Fidelity has also eliminated investment minimums on all its Fidelity mutual funds and 529 plans, including funds sold directly to consumers or through a financial advisor — changes that take effect immediately. Only a small number of institutionally priced fixed income and Freedom Index funds will maintain their current investment minimums.
“The groundbreaking zero expense ratio index funds combined with industry-leading zero minimums for account opening, zero investment minimums, zero account fees, zero domestic money movement fees and significantly reduced index pricing are unmatched by any other financial services company,” said Murphy.
Fidelity said the average asset-weighted annual expenses across its stock and bond index funds will decline 35 basis points, with some index funds charging as little as 0.015%.
Fidelity calls out Vanguard and Schwab in its press release, showing that investors either pay more in fees for comparable funds or require higher minimum investments.
It notes in its press release that all of Fidelity’s stock and bond index mutual funds and sector ETFs will now have a total net expense lower than all of Vanguard’s comparable funds available to individuals, advisors and institutional investors (except those shares only available to institutional investors), and that nine out of 10 Fidelity’s index funds will beat the prices of comparable Schwab funds (the 10th index fund is a tie).
While Fidelity’s new ZERO Total Market Index Fund has no minimum or next expense fee, Vanguard’s Total Stock market Index Fund (VTSMX) has a next expense ratio of 14 basis points and a $3,000 minimum investment for Investor Shares and charges 4 basis points with a $10,000 minimum for Admiral Shares.
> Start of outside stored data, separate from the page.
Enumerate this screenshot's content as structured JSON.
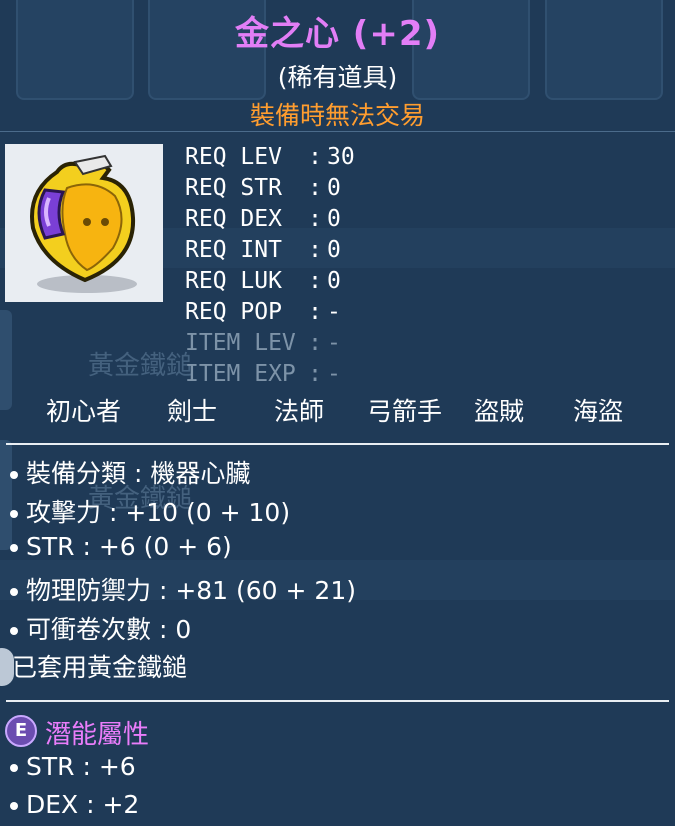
{
  "item": {
    "name": "金之心 (+2)",
    "rarity": "(稀有道具)",
    "trade_note": "裝備時無法交易",
    "icon": "golden-heart-icon"
  },
  "requirements": [
    {
      "key": "REQ LEV",
      "value": "30"
    },
    {
      "key": "REQ STR",
      "value": "0"
    },
    {
      "key": "REQ DEX",
      "value": "0"
    },
    {
      "key": "REQ INT",
      "value": "0"
    },
    {
      "key": "REQ LUK",
      "value": "0"
    },
    {
      "key": "REQ POP",
      "value": "-"
    },
    {
      "key": "ITEM LEV",
      "value": "-"
    },
    {
      "key": "ITEM EXP",
      "value": "-"
    }
  ],
  "jobs": [
    "初心者",
    "劍士",
    "法師",
    "弓箭手",
    "盜賊",
    "海盜"
  ],
  "stats": [
    "裝備分類 : 機器心臟",
    "攻擊力 : +10 (0 + 10)",
    "STR : +6 (0 + 6)",
    "物理防禦力 : +81 (60 + 21)",
    "可衝卷次數 : 0"
  ],
  "set_note": "已套用黃金鐵鎚",
  "potential": {
    "badge": "E",
    "label": "潛能屬性",
    "lines": [
      "STR : +6",
      "DEX : +2"
    ]
  },
  "background_ghost_text": [
    "黃金鐵鎚",
    "黃金鐵鎚"
  ],
  "colors": {
    "title": "#e27ef6",
    "trade_note": "#ff9d2f",
    "potential": "#ea7dfb",
    "panel": "#1f3a57"
  }
}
Schwab’s Total Stock Market Index Fund (SWTSX) charges 3 basis points but has no minimum investment.
Asked whether Vanguard was considering lowering expenses and minimums for its index funds in response to Fidelity’s latest cuts in both, a Vanguard spokesman told ThinkAdvisor that the fund giant “will continue to lower the cost of investing on our index and active funds, as we have for the past 40 years.” The Fidelity fee and minimum cuts do not apply to any actively managed funds.
He said in Vanguard’s view Fidelity’s move is “another example of the ‘Vanguard Effect,’ “a term Morningstar has used to describe efforts by other fund companies to compete with Vanguard on cost.
Todd Rosenbluth, director of ETF and mutual fund research at CFRA, an independent research firm, said Fidelity’s move to lower fees and minimums on index funds “is a sign that the battle to gather index-based assets has expanded beyond ETFs to mutual funds.”
He expects to see continued fee compression among mutual fund companies including those that charge higher fees than Fidelity, Schwab and Vanguard. As for financial advisors, they will “have to be able to explain why their clients are paying more for comparable funds,” said Rosenbluth.